Demikian pula, mimpi kita betul-betul nyata, ketika mereduksi teror dengan tanda zaman. Dalam mimpi dan khayalan yang terepresi seketika, membuat luar biasanya terorisme menjadi model kekerasan yang diboncengi oleh rezim diskursus ekonomi dan politik, yang dilepaskan sebagai represi utama.

Lalu, akhir dari halusinasi terindah tentang adegan yang tidak nampak dari terorisme tanpa terpaksa dibayar dengan harga seberapapun. 

Dalam keseimbangan kekuatan ideologis, mesin perlawanan terhadap teroris datang dari pengingkaran atas realitas (kaya-miskin, kemajemukan) pada saat kita tidak mampu membayangkan seluruh korban kekerasan dari adegan yang tidak nampak di atas panggung (panggung ada dimana-mana). 

Kemana pun kita pergi akan selalu melihat suatu kekuatan dari ritual perlawanan untuk menundakan ritual kematian akibat teror bom (dimulai dari ciutnya nyali).

Ada sesuatu yang terjadi secara diam-diam. Di sini tentang kekerasan tanpa fisik dari perang ideologi (terorisme) yang terencana dan tersembunyi justeru berubah menjadi sesuatu yang tidak terpikirkan. 

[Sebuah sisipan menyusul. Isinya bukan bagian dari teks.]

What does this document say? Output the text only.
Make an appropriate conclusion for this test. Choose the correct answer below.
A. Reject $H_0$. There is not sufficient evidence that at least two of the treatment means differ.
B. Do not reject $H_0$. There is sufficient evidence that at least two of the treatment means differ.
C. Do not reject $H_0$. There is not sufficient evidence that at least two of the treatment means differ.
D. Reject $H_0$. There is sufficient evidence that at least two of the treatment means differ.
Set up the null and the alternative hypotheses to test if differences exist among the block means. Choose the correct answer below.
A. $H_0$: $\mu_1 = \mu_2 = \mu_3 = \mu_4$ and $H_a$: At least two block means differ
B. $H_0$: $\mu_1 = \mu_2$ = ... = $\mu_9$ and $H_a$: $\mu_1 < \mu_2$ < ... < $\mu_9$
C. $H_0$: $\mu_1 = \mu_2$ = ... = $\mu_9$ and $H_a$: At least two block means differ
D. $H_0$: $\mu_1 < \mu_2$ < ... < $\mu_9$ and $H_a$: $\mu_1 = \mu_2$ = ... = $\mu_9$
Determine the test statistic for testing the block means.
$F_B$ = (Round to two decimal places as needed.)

Toh, di balik produksi material belaka yang dipercaya oleh sebagian manusia sebagai faktor utama dari kesejahteraan sosial perlahan-lahan akan terjatuh dalam kehampaan. Kita tahu, bibit-bibit kekerasan sosial dipicu diantaranya oleh sering perut lapar. Nah, ia bisa menyerang pikiran dan tidak mustahil mengarah pada korslet.

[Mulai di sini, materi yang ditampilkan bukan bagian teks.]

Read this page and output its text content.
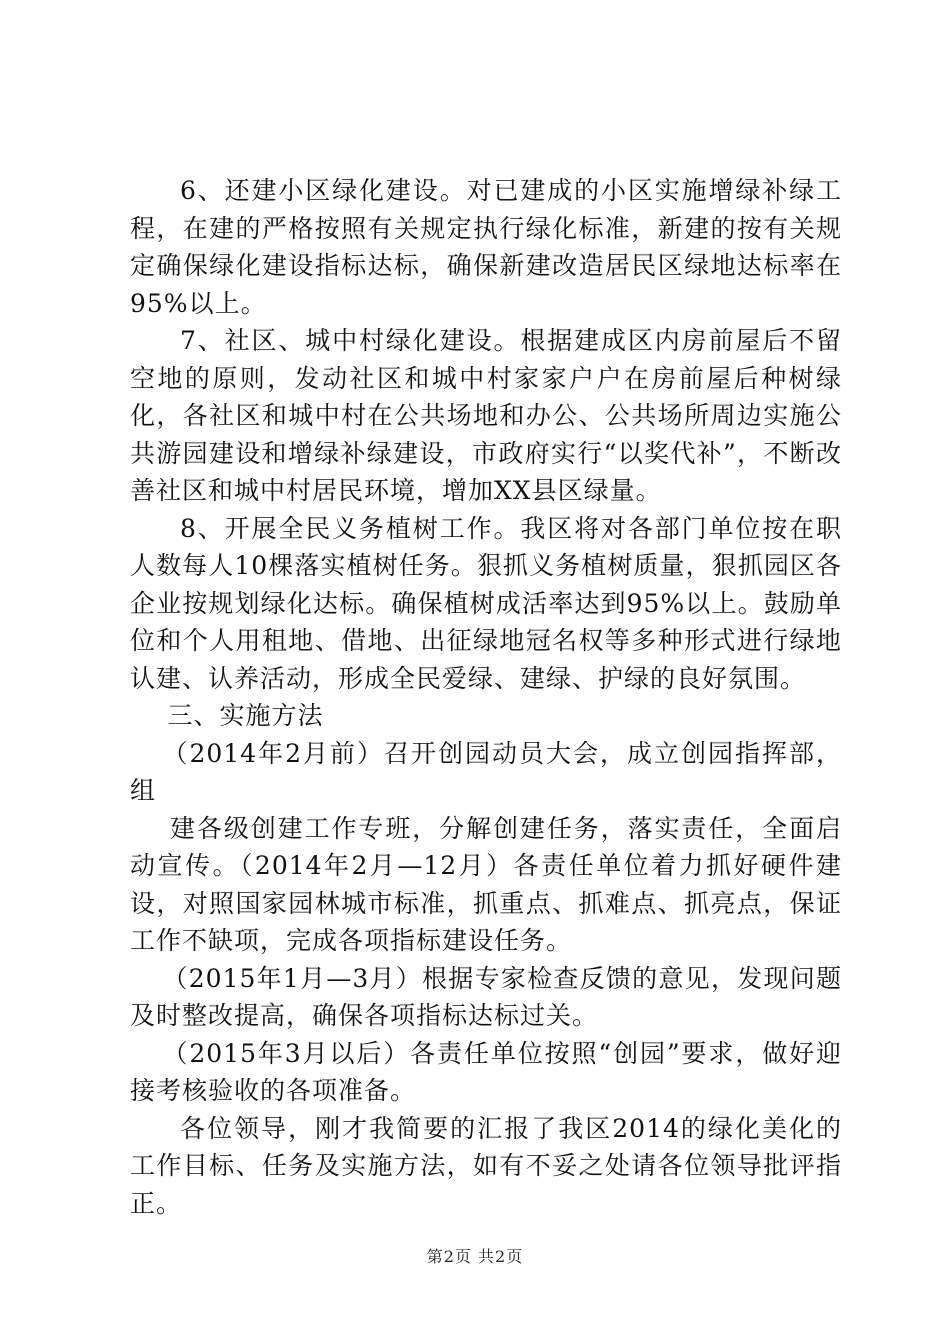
6、还建小区绿化建设。对已建成的小区实施增绿补绿工程，在建的严格按照有关规定执行绿化标准，新建的按有关规定确保绿化建设指标达标，确保新建改造居民区绿地达标率在95%以上。

7、社区、城中村绿化建设。根据建成区内房前屋后不留空地的原则，发动社区和城中村家家户户在房前屋后种树绿化，各社区和城中村在公共场地和办公、公共场所周边实施公共游园建设和增绿补绿建设，市政府实行“以奖代补”，不断改善社区和城中村居民环境，增加XX县区绿量。

8、开展全民义务植树工作。我区将对各部门单位按在职人数每人10棵落实植树任务。狠抓义务植树质量，狠抓园区各企业按规划绿化达标。确保植树成活率达到95%以上。鼓励单位和个人用租地、借地、出征绿地冠名权等多种形式进行绿地认建、认养活动，形成全民爱绿、建绿、护绿的良好氛围。

三、实施方法

（2014年2月前）召开创园动员大会，成立创园指挥部，组

建各级创建工作专班，分解创建任务，落实责任，全面启动宣传。（2014年2月—12月）各责任单位着力抓好硬件建设，对照国家园林城市标准，抓重点、抓难点、抓亮点，保证工作不缺项，完成各项指标建设任务。

（2015年1月—3月）根据专家检查反馈的意见，发现问题及时整改提高，确保各项指标达标过关。

（2015年3月以后）各责任单位按照“创园”要求，做好迎接考核验收的各项准备。

各位领导，刚才我简要的汇报了我区2014的绿化美化的工作目标、任务及实施方法，如有不妥之处请各位领导批评指正。

第2页 共2页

Istilahnya, terorisme ada sejak pikiran. Parahnya, kebencian menjadi keharusan. Kata lain, gara-gara rasa muak yang memuncak pada kondisi negara yang carut-marut atau korupsi merajalela dan rusaknya moral para pejabat, maka mereka melampiaskan kemarahannya dengan jalan kekerasan. Dari titik tolak ini, orang-orang yang doyan dengan kekerasan tidak berarti menjadi teroris.

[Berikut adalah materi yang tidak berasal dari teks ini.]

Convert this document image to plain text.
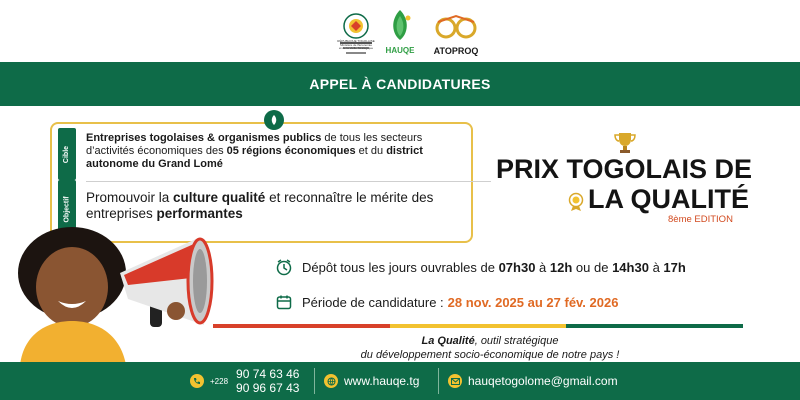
HAUQE ATOPROQ
APPEL À CANDIDATURES
Cible
Entreprises togolaises & organismes publics de tous les secteurs d’activités économiques des 05 régions économiques et du district autonome du Grand Lomé
Objectif	Promouvoir la culture qualité et reconnaître le mérite des entreprises performantes
PRIX TOGOLAIS DE
LA QUALITÉ
8ème EDITION
Dépôt tous les jours ouvrables de 07h30 à 12h ou de 14h30 à 17h
Période de candidature : 28 nov. 2025 au 27 fév. 2026
La Qualité, outil stratégique
du développement socio-économique de notre pays !
+228 90 74 63 46
90 96 67 43	www.hauqe.tg	hauqetogolome@gmail.com
RÉPUBLIQUE TOGOLAISE
Ministère de l'Économie
et de la Veille Stratégique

Ketidakhadiran wawasan luas dan kehilangan kepercayaan terhadap sistem demokrasi atau non sistem keagamaan juga akan berdampak pada kusutnya kepala seorang teroris. Bahkan kekerasan demi kekerasan dari teroris atas nama "perang suci" atau menjual perjuangannya atas nama Tuhan akibat mereka melihat realitas dengan "kaca mata kuda" atau sekadar membaca buku dalam persfektif 'tunggal'.

Pokoknya, 'di luar' mereka adalah musuh. Akhirnya, bangkitlah 'aura kekerasan' karena keketidakadilan sosial yang melanda pada banyak orang.

Sebaliknya, korban kekerasan simbolik akibat melimpahnya diskursus kuasa (ekonomi dan politik) nampaknya sulit untuk terbeli dengan nilai apapun. 

Tetapi, terinfeksinya masa depan dunia melalui ledakan personal-subyektif berupa kejahatan, kelicikan, dan merebaknya represi. Dari sisi impersonal-obyektif seperti gagalnya negara melayani, diskriminasi, intimidasi hingga ketidakadilan.

Melalui teror, tidak ada lagi nilai tanda luhur, yang ada hanyalah pemaksaan hingga godaan maut. Misalnya, kelompok teroris dieksploitasi dengan indoktrinasi yang menyilaukan. Mereka "dicuci otaknya" di bawah kendali fantasi ideologi yang dangkal atau picik.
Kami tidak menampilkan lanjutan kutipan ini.